Experimental impingement heat transfer in a smooth channel with cross over jets and bleed holes

• Online Access: http://hdl.handle.net/2047/d20000061

Trailing edge cooling cavities in modern gas turbine airfoils play an important role in maintaining the trailing edge temperature at levels consistent with airfoil design life. These cavities often have a trapezoidal cross-sectional shape in order to be compatible with the external contour of the blade at the trailing edge. The cooling flow for these geometries generally enters the trailing edge cavity from the adjacent cavity through a row of race-track shaped slots with mounted holes on the partition wall between the two cavities. Cross-over jets, impinge on a smooth trailing-edge wall and exit through the second row of race-track shaped slots. Steady state liquid crystal technique is used in this experimental investigation to measure the impingement heat transfer coefficients on the smooth surface of the trapezoidal channel. The experimental setups were arranged for zero- and five-degree tilt angle for the cross-over jets with zero, two and four blocked consecutive slots along the trailing-edge.
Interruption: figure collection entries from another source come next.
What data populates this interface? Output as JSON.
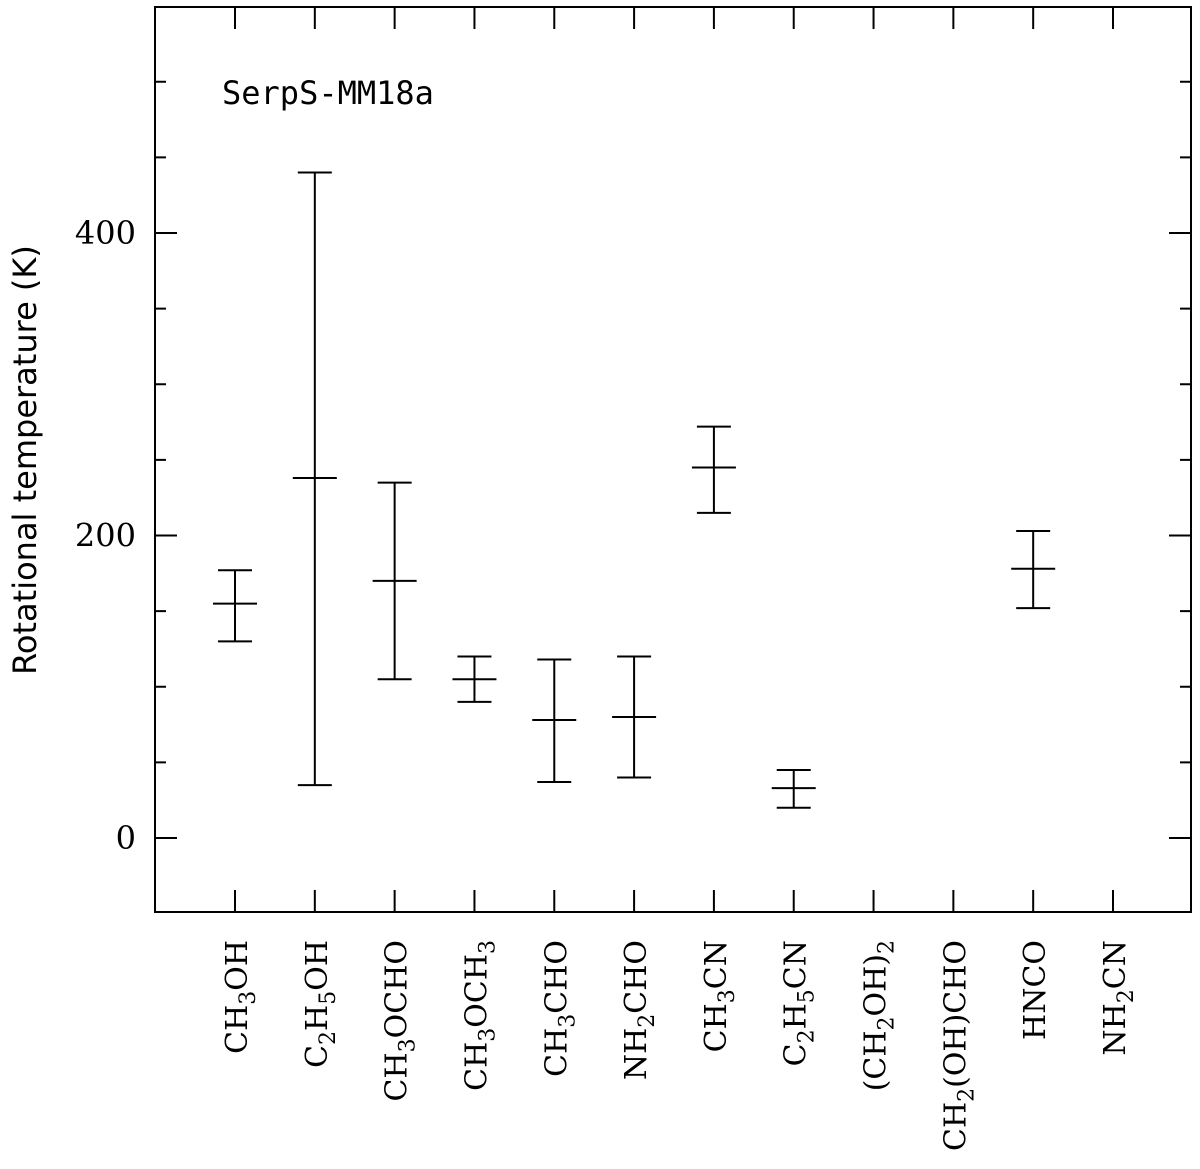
{
  "chart_data": {
    "type": "scatter",
    "title": "SerpS-MM18a",
    "xlabel": "",
    "ylabel": "Rotational temperature (K)",
    "ylim": [
      -50,
      550
    ],
    "yticks": [
      0,
      200,
      400
    ],
    "categories": [
      {
        "base": "CH",
        "sub": "3",
        "tail": "OH"
      },
      {
        "base": "C",
        "sub": "2",
        "mid": "H",
        "sub2": "5",
        "tail": "OH"
      },
      {
        "base": "CH",
        "sub": "3",
        "tail": "OCHO"
      },
      {
        "base": "CH",
        "sub": "3",
        "mid": "OCH",
        "sub2": "3"
      },
      {
        "base": "CH",
        "sub": "3",
        "tail": "CHO"
      },
      {
        "base": "NH",
        "sub": "2",
        "tail": "CHO"
      },
      {
        "base": "CH",
        "sub": "3",
        "tail": "CN"
      },
      {
        "base": "C",
        "sub": "2",
        "mid": "H",
        "sub2": "5",
        "tail": "CN"
      },
      {
        "base": "(CH",
        "sub": "2",
        "tail": "OH)",
        "sub2": "2"
      },
      {
        "base": "CH",
        "sub": "2",
        "tail": "(OH)CHO"
      },
      {
        "base": "HNCO"
      },
      {
        "base": "NH",
        "sub": "2",
        "tail": "CN"
      }
    ],
    "series": [
      {
        "name": "SerpS-MM18a",
        "values": [
          155,
          238,
          170,
          105,
          78,
          80,
          245,
          33,
          null,
          null,
          178,
          null
        ],
        "lower": [
          130,
          35,
          105,
          90,
          37,
          40,
          215,
          20,
          null,
          null,
          152,
          null
        ],
        "upper": [
          177,
          440,
          235,
          120,
          118,
          120,
          272,
          45,
          null,
          null,
          203,
          null
        ]
      }
    ]
  }
}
Tests were performed for two inlet and exit slot arrangements - staggered and inline. These setups were investigated over a range of Reynolds number. The results showed that the Nusselt numbers increase monotonically with increasing Reynolds numbers. Pressure ratio (Psupply/Ptrailing-edge) increased with increasing Reynolds numbers. The four-blocked consecutive holes along the trailing-edge induced higher pressure ratios than the cases where all exit holes were opened. Heat transfer coefficients decreased significantly near the blocked slots while the cross flow created by the blockage of the exit slots increased the heat transfer coefficients near the open slots.